Friday, May 23, 2008

(algorithmic) Evolutionary Innovation - Pt. I


I have always wondered whether all new inventions, concepts and ideas have existed before at some abstracted level. Philosophically speaking, I believe that is the case. In innovation, we have tried to mimic evolution, adopting the lessons from nature's selection processes, resulting in successful gains. Perhaps one day understanding punctuated equilibrium and replicating it will start to help us bring about the true breakthroughs desperately needed within innovation.

My points above seem to find validation in The Economist's article (in the Technology Quarterly) talking about evolutionary algorithms being used to "evolve" ideas, methods and even existing patents to create something new. Of course, "new" here takes on subjectivity.

Here is an excerpt that caught my attention... it touches on another topic I will discuss in my blogs - Patents.

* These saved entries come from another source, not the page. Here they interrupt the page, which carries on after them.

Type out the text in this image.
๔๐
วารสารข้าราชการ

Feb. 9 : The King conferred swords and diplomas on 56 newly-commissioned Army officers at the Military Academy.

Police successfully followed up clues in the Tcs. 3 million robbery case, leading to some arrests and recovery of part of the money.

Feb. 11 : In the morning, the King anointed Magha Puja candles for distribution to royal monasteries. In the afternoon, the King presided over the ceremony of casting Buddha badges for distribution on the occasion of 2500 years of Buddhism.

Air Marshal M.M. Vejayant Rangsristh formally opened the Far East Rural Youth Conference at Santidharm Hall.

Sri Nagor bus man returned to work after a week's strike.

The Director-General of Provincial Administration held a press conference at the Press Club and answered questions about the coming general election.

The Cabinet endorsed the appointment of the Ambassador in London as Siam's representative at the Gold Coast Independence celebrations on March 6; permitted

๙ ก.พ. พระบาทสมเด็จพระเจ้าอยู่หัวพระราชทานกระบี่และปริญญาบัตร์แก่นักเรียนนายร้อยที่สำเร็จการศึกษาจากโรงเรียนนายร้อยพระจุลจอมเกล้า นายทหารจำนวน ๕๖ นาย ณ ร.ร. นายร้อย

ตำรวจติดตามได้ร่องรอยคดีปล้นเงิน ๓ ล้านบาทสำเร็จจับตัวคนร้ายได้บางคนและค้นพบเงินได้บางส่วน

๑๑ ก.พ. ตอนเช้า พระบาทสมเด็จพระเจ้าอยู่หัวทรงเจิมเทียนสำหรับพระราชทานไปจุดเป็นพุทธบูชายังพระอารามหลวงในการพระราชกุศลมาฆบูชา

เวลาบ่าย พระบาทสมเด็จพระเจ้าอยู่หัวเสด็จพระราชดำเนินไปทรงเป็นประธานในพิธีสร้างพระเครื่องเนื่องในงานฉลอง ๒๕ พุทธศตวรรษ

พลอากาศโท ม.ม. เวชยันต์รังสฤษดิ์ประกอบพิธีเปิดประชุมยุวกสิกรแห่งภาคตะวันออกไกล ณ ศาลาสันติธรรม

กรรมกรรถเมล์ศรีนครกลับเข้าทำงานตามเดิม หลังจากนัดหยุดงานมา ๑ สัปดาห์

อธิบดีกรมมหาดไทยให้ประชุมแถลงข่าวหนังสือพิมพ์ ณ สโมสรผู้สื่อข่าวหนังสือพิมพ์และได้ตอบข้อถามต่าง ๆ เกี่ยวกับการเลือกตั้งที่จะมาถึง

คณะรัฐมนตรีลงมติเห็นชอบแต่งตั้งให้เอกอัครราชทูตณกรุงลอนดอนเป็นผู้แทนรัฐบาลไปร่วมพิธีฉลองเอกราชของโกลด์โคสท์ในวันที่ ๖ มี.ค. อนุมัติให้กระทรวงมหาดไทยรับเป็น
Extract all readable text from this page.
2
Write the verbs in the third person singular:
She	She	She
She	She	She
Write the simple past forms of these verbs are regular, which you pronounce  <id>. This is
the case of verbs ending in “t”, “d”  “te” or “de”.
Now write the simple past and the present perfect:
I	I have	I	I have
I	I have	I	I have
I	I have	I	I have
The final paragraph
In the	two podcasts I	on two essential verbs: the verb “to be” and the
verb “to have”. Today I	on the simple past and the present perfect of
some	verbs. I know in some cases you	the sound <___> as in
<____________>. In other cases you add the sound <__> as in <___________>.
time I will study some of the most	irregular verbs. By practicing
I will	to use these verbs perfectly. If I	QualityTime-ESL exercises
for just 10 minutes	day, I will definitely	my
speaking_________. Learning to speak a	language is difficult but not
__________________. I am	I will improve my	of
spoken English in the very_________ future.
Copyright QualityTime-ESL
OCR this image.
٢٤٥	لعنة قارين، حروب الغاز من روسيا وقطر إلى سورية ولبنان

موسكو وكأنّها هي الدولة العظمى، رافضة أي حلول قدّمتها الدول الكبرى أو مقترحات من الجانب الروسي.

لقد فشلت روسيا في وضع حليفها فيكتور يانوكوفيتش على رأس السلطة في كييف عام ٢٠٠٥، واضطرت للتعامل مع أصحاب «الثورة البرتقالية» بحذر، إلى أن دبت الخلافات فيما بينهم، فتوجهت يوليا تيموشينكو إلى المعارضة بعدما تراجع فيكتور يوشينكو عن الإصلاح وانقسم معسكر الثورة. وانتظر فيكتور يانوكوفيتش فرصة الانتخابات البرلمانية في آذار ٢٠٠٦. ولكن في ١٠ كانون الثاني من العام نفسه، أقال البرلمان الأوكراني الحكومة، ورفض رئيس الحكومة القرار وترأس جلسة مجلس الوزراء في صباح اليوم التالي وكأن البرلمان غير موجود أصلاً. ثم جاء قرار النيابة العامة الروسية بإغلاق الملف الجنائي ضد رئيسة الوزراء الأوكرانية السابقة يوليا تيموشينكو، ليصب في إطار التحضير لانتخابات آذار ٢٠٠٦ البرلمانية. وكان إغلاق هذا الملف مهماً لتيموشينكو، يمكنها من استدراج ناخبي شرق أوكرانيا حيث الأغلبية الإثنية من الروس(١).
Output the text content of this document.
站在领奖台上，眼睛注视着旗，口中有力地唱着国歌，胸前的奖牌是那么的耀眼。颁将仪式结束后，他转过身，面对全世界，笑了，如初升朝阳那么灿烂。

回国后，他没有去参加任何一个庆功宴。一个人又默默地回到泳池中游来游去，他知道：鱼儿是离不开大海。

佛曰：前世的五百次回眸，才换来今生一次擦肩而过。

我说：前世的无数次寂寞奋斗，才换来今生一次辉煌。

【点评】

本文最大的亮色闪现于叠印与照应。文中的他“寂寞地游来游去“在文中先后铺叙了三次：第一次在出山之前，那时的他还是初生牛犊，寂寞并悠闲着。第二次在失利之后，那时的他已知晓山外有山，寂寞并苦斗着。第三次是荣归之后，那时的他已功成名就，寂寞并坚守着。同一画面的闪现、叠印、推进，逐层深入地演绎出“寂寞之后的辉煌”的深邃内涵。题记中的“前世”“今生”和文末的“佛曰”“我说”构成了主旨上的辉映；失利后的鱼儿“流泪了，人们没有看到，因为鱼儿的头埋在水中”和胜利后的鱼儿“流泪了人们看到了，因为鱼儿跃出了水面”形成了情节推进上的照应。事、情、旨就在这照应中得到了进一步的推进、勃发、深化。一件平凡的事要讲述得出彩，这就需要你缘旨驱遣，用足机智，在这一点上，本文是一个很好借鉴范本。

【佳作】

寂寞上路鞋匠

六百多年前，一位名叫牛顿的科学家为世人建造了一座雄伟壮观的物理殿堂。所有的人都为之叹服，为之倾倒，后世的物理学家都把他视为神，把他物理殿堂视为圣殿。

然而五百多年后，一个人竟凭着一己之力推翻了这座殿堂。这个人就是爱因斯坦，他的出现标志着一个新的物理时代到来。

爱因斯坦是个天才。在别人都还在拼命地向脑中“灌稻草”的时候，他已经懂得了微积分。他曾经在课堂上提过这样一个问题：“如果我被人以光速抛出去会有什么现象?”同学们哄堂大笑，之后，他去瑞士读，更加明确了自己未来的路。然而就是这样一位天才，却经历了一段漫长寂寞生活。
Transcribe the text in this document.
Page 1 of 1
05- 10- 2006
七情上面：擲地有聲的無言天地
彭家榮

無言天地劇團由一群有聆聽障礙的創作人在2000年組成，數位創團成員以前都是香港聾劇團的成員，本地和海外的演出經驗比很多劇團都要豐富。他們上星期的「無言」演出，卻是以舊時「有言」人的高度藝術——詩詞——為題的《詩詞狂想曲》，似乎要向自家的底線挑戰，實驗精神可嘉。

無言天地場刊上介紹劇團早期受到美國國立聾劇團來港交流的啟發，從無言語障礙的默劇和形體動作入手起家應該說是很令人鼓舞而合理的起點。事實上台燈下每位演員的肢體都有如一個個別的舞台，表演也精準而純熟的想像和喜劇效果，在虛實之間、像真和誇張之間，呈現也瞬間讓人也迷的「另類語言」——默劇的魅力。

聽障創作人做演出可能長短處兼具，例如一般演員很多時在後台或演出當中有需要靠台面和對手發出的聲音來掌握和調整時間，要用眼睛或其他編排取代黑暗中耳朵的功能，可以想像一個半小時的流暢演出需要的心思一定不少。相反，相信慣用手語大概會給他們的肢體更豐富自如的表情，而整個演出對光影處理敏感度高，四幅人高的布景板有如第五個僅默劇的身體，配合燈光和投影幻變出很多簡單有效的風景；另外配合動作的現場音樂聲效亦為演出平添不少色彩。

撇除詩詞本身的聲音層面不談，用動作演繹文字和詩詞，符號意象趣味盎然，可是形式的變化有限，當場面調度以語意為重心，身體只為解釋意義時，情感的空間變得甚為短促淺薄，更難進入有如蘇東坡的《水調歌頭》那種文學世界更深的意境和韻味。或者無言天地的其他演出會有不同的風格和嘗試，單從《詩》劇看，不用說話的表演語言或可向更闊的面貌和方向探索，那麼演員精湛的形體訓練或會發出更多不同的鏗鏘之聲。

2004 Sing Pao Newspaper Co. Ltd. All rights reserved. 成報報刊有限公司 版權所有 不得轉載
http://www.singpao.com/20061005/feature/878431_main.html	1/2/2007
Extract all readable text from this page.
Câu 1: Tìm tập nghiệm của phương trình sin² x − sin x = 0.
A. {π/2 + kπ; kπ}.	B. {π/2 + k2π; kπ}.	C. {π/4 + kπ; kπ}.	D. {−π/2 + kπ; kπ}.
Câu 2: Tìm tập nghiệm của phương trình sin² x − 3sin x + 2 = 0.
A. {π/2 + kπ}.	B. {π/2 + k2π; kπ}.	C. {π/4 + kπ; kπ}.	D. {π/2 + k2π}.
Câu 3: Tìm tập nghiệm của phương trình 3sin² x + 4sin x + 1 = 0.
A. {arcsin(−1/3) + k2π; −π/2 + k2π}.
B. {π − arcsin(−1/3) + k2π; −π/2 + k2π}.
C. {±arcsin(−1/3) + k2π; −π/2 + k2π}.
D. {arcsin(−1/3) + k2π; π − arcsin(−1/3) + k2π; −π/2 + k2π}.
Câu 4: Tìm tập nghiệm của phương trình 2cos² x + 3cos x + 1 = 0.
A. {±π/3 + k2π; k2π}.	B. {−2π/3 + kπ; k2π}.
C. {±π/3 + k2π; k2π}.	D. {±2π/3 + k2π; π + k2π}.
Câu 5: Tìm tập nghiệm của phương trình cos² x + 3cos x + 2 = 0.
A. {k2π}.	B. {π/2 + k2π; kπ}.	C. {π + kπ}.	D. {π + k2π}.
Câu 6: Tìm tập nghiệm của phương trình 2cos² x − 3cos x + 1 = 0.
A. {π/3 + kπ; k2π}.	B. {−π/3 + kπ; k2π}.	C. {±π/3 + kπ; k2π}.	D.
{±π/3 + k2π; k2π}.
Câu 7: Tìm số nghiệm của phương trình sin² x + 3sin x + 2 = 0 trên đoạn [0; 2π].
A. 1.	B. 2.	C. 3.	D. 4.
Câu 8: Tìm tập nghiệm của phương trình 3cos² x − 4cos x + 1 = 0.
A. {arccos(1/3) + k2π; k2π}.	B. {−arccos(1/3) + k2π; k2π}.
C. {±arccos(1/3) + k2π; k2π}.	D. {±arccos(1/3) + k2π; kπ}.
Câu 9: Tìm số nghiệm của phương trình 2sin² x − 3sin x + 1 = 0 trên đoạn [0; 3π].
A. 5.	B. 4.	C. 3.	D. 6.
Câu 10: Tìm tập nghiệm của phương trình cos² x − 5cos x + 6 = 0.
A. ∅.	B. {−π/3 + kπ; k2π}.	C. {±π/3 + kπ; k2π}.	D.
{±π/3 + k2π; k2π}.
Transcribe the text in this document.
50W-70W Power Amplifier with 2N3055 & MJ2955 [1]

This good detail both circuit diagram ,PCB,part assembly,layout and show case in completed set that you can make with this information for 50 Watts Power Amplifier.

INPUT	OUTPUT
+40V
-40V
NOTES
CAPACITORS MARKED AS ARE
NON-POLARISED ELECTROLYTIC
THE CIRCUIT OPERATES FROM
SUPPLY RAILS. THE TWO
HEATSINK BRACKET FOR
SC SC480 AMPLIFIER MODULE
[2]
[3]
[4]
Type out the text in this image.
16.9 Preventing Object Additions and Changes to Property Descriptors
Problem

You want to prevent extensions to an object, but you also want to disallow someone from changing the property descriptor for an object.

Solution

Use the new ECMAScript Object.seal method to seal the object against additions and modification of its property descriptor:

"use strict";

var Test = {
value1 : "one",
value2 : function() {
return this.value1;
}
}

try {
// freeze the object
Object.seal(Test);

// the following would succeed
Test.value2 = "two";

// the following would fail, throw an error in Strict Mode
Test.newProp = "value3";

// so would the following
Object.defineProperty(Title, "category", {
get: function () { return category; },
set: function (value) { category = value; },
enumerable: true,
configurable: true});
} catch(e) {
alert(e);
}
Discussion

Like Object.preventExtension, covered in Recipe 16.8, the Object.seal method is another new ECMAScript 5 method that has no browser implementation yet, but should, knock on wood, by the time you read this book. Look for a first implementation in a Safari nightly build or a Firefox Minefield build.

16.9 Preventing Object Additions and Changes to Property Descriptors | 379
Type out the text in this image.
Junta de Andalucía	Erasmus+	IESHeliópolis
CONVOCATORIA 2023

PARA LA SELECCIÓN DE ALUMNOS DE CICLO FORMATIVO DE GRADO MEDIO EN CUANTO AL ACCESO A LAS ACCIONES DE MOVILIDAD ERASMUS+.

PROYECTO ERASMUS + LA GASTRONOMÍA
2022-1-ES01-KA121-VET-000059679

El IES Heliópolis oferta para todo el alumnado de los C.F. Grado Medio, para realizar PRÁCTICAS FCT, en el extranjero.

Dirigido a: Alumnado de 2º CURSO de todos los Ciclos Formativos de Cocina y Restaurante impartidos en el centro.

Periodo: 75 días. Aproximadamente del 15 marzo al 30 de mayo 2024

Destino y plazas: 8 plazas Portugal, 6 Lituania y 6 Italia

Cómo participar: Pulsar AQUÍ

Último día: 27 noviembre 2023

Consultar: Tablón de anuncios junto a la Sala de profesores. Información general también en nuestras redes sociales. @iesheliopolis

"... the most cunning use of an evolutionary algorithm, though, is by Dr Koza himself. His team at Stanford developed a Wi-Fi antenna for a client who did not want to pay a patent-licence fee to Cisco Systems. The team fed the algorithm as much data as they could from the Cisco patent and told the software to design around it. It succeeded in doing so. The result is a design that does not infringe Cisco's patent—and is more efficient to boot."

I see an interesting future here!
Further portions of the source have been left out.